Recombinant ADAMTS-13: first-in-human pharmacokinetics and safety in congenital thrombotic thrombocytopenic purpura

Abstract

Safety, tolerability, and pharmacokinetics of recombinant ADAMTS-13 (a disintegrin and metalloproteinase with a thrombospondin type 1 motif, member 13; BAX 930; SHP655) were investigated in 15 patients diagnosed with severe congenital ADAMTS-13 deficiency (plasma ADAMTS-13 activity <6%) in a prospective phase 1, first-in-human, multicenter dose escalation study. BAX 930 was well tolerated, no serious adverse events occurred, and no anti-ADAMTS-13 antibodies were observed. After single-dose administration of BAX 930 at 5, 20, or 40 U/kg body weight to adolescents and adults, there was approximate dose proportionality with respect to maximum plasma concentration (Cmax [U/mL]) and area under the concentration-time curve (AUC [h∙U/mL]). Dose-related increases of individual ADAMTS-13:Ag and activity were observed and reached a maximum within 1 hour. With escalating BAX 930 doses administered, a dose-dependent persistence of ADAMTS-13-mediated von Willebrand factor (VWF) cleavage products and reduced VWF multimeric size were observed. This study demonstrated that pharmacokinetic parameters of BAX 930 were comparable to those estimated in previous plasma infusion studies and provided evidence of pharmacodynamic activity. This study was registered at www.clinicaltrials.gov as #NCT02216084.
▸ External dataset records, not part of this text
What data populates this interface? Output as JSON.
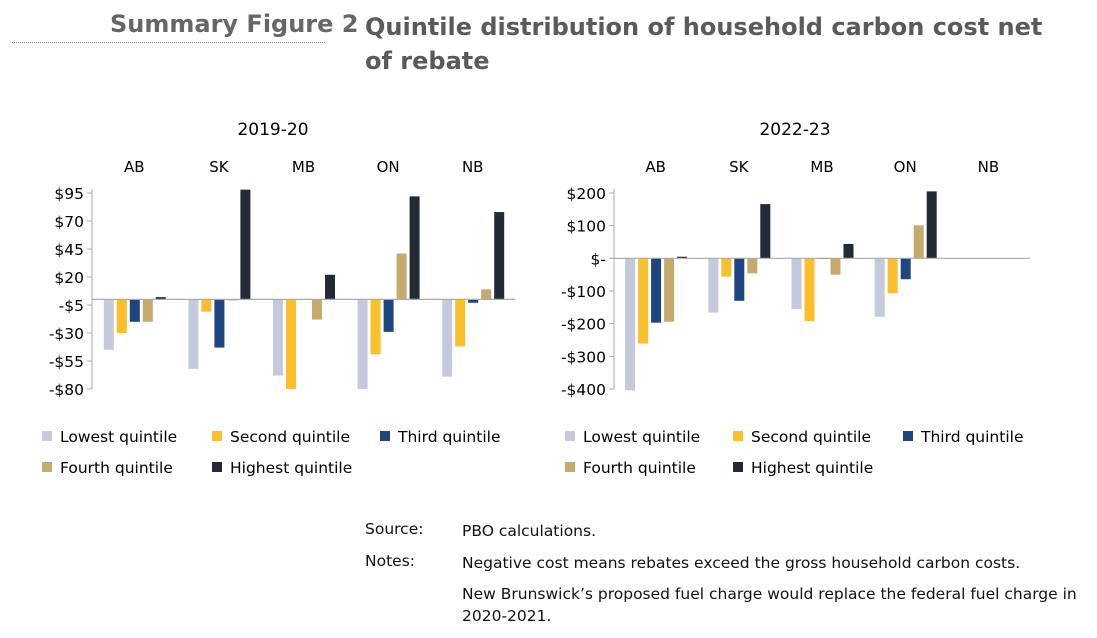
{
  "header": {
    "figure_label": "Summary Figure 2",
    "title": "Quintile distribution of household carbon cost net of rebate"
  },
  "colors": {
    "Lowest quintile": "#c4cadc",
    "Second quintile": "#fbbf2d",
    "Third quintile": "#1f4580",
    "Fourth quintile": "#c4aa6c",
    "Highest quintile": "#232a35"
  },
  "chart_data": [
    {
      "type": "bar",
      "title": "2019-20",
      "categories": [
        "AB",
        "SK",
        "MB",
        "ON",
        "NB"
      ],
      "ylim": [
        -80,
        95
      ],
      "yticks": [
        95,
        70,
        45,
        20,
        -5,
        -30,
        -55,
        -80
      ],
      "ytick_labels": [
        "$95",
        "$70",
        "$45",
        "$20",
        "-$5",
        "-$30",
        "-$55",
        "-$80"
      ],
      "legend": "bottom",
      "grid": false,
      "series": [
        {
          "name": "Lowest quintile",
          "values": [
            -45,
            -62,
            -68,
            -80,
            -69
          ]
        },
        {
          "name": "Second quintile",
          "values": [
            -30,
            -11,
            -80,
            -49,
            -42
          ]
        },
        {
          "name": "Third quintile",
          "values": [
            -20,
            -43,
            0,
            -29,
            -3
          ]
        },
        {
          "name": "Fourth quintile",
          "values": [
            -20,
            -1,
            -18,
            41,
            9
          ]
        },
        {
          "name": "Highest quintile",
          "values": [
            2,
            98,
            22,
            92,
            78
          ]
        }
      ]
    },
    {
      "type": "bar",
      "title": "2022-23",
      "categories": [
        "AB",
        "SK",
        "MB",
        "ON",
        "NB"
      ],
      "ylim": [
        -400,
        200
      ],
      "yticks": [
        200,
        100,
        0,
        -100,
        -200,
        -300,
        -400
      ],
      "ytick_labels": [
        "$200",
        "$100",
        "$-",
        "-$100",
        "-$200",
        "-$300",
        "-$400"
      ],
      "legend": "bottom",
      "grid": false,
      "series": [
        {
          "name": "Lowest quintile",
          "values": [
            -404,
            -166,
            -155,
            -179,
            null
          ]
        },
        {
          "name": "Second quintile",
          "values": [
            -261,
            -56,
            -192,
            -107,
            null
          ]
        },
        {
          "name": "Third quintile",
          "values": [
            -197,
            -130,
            -2,
            -64,
            null
          ]
        },
        {
          "name": "Fourth quintile",
          "values": [
            -194,
            -46,
            -50,
            101,
            null
          ]
        },
        {
          "name": "Highest quintile",
          "values": [
            5,
            166,
            44,
            205,
            null
          ]
        }
      ]
    }
  ],
  "notes": {
    "source_label": "Source:",
    "source_text": "PBO calculations.",
    "notes_label": "Notes:",
    "note1": "Negative cost means rebates exceed the gross household carbon costs.",
    "note2": "New Brunswick’s proposed fuel charge would replace the federal fuel charge in 2020-2021."
  }
}
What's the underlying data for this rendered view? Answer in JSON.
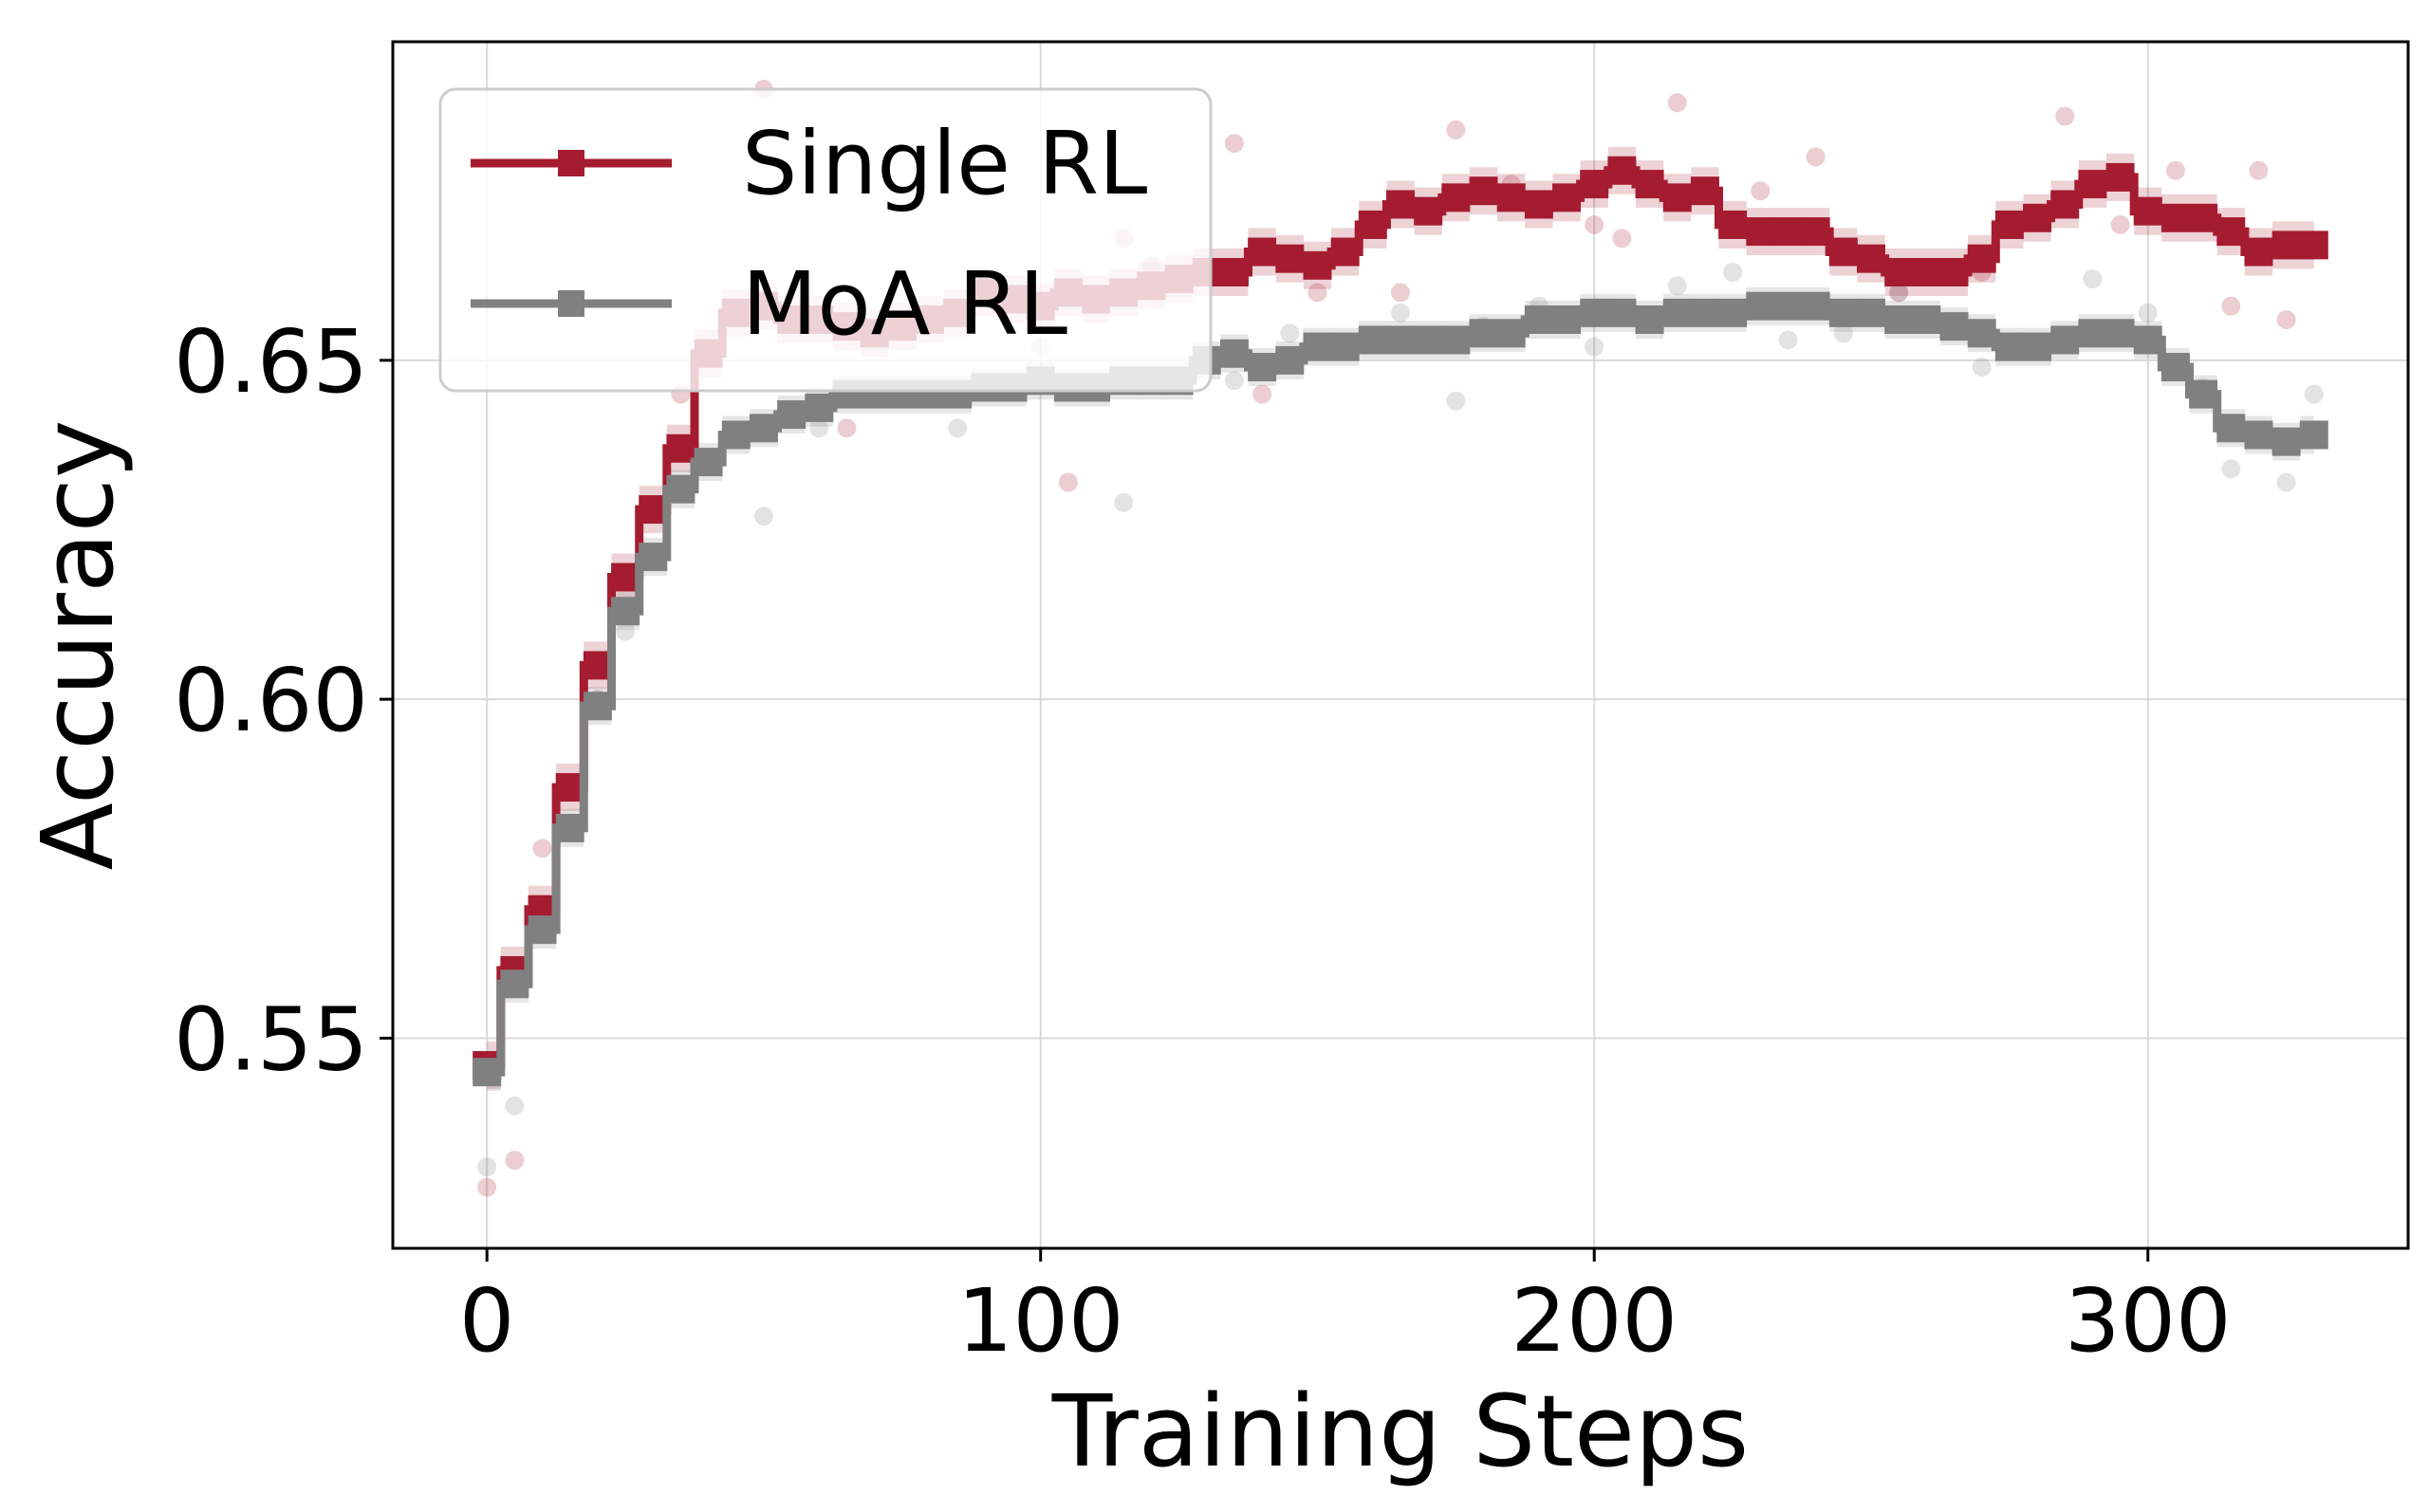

© 2017 by The American Society of Hematology.

Figures

Figure 1.

Study population disposition.

Figure 2.

Observed ADAMTS-13 activity over time. ADAMTS-13 activity in plasma was measured at baseline and at times up to 288 hours, using the FRETS-VWF73 assay after a 40 U/kg administration of BAX 930.

Figure 3.

VWF structural analyses pre- and postinfusion of BAX 930. (A) Representative sodium dodecyl sulfate-agarose gel pattern of pretreatment TTP plasma depicting UL, large, intermediate, and small VWF multimers. (B) The proportions of intermediate and large/UL multimers of plasma VWF were estimated from sodium dodecyl sulfate-agarose gels at various times before and after infusion of 40 U/kg BAX 930. The observed concentration of large and UL multimers tended to decrease in all treated patients in the first 12 hours before gradually returning to preinfusion levels. (C) Time course of the 176-kDa ADAMTS-13 VWF cleavage product after administration of 5, 20, and 40 U/kg BAX 930. High levels of detectable VWF cleavage products are apparent just after dosing, which gradually return to preinfusion levels in a dose-related manner.

Figure 4.

Changes in platelet counts after BAX 930 administration. Changes in mean platelet counts over time are depicted after administration of 5, 20, and 40 U/kg of BAX 930. An increasing trend in platelet levels was observed in all dosing cohorts.

Figure 5.

Predicted PK estimates from two-compartment model. Predicted FRETS-VWF73 activity time profiles are depicted based on a 2-compartmental model according to linear and log concentrations. Both display approximate dose proportionality. The use of the 2-compartment (n = 9) and the noncompartmental (NCA; n = 7) models yield comparable results.